L’enfant hocha la tête.
- Ne t’en fais pas. Ta sœur & toi êtes en sécurité maintenant. Lorsque vous serez en forme, j’irai vous reconduire chez votre père.
Le jeune garçon parut un peu méfiant sur le coup, mais Azuki savait qu’il ne tarderait pas à comprendre qu’il était réellement tiré d’affaires et finirait par être soulagé.

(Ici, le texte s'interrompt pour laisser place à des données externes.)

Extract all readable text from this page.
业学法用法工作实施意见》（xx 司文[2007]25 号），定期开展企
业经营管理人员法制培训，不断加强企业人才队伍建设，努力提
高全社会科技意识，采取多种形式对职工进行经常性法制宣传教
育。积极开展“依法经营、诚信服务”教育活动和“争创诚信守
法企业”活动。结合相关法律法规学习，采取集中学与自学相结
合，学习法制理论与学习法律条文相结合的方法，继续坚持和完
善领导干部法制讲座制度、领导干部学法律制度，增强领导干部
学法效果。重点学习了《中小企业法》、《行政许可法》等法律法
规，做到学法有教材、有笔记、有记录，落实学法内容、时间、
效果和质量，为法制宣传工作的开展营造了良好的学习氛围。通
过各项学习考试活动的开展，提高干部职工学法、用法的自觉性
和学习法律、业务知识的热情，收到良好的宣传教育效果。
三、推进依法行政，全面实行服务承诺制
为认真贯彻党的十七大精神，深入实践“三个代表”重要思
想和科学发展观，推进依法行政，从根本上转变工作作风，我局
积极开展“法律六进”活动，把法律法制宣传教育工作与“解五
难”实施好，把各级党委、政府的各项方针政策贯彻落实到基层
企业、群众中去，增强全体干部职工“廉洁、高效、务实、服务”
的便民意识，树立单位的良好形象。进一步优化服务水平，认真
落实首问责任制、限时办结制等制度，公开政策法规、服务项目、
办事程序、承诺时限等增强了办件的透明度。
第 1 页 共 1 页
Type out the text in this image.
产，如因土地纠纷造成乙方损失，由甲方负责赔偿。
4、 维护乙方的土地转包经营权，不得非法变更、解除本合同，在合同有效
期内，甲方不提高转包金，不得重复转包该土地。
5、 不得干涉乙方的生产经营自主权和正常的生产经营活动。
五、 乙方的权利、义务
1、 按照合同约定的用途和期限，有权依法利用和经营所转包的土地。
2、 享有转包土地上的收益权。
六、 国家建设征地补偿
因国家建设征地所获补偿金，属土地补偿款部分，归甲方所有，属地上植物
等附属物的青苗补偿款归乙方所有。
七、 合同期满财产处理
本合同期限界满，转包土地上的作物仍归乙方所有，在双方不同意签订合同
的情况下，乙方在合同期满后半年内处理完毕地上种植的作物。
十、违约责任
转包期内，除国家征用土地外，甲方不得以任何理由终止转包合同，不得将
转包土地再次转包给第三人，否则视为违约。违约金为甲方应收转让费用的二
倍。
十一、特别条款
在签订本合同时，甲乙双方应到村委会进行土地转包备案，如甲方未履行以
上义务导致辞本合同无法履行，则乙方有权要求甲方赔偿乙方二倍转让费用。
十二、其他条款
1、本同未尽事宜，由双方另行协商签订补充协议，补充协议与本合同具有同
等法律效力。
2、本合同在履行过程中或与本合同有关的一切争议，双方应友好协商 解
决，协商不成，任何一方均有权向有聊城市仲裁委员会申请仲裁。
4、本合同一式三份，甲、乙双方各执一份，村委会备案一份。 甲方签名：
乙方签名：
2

La Kaminari alla lui chercher un bol de la soupe qu’elle avait préparé la nuit dernière, et il en prit quelques bouchées, avant de l’engloutir rapidement, sous le léger rire de la brunette, qui tentait de rester discrète, ne voulant pas réveiller Kain.
Un peu plus tard, lorsque les deux enfants eurent mangé & furent en mesure de rentrer chez eux, Azuki laissa une note à son chef & sortit seule avec eux, ne voyant pas l’intérêt d’attendre que le blond se réveille pour régler cette affaire.
Elle arriva quelques minutes plus tard devant la maison de Sébastien. Léa & Jake, les jeunes enfants, étaient impatients et se mirent à courir vers la porte & de tambouriner dessus. Cela ne prit que quelques secondes avant que leur père vienne leur ouvrir & les serre dans ses bras, fou de joie. Ne voulant pas gêner cette émouvante scène familiale, la Kaminari demeura en retrait, & sourit lorsque le regard de Sébastien croisa le sien. L’homme relâcha ses enfants et s’approcha d’elle, des larmes de joie perlant au coin de ses yeux.
- Je ne pourrai jamais suffisamment vous remercier. Lui dit-il, la faisant sourire de plus belle.
- C’est tout naturel, voyons… Vous avez une si jolie famille.
L’homme serra doucement la main d’Azuki dans la sienne et, lorsque la jeune fille voulu tourner les talons pour rentrer s’occuper de son chef, il la retint un moment, demandant à voix basse ;
- Pourrais-je… Pourrais-je savoir qui est le salaud qui…
- Chut. Le coupa la brunette. Il y a certaines questions qu’il vaut mieux ne pas poser.
Sur ce, elle lui sourit a nouveau, salua les enfants de la main & rentra chez Raphael d’une démarche légère & aérienne, ayant presque oublié son étrange rêve, trop heureuse d’avoir pu ainsi aider une famille.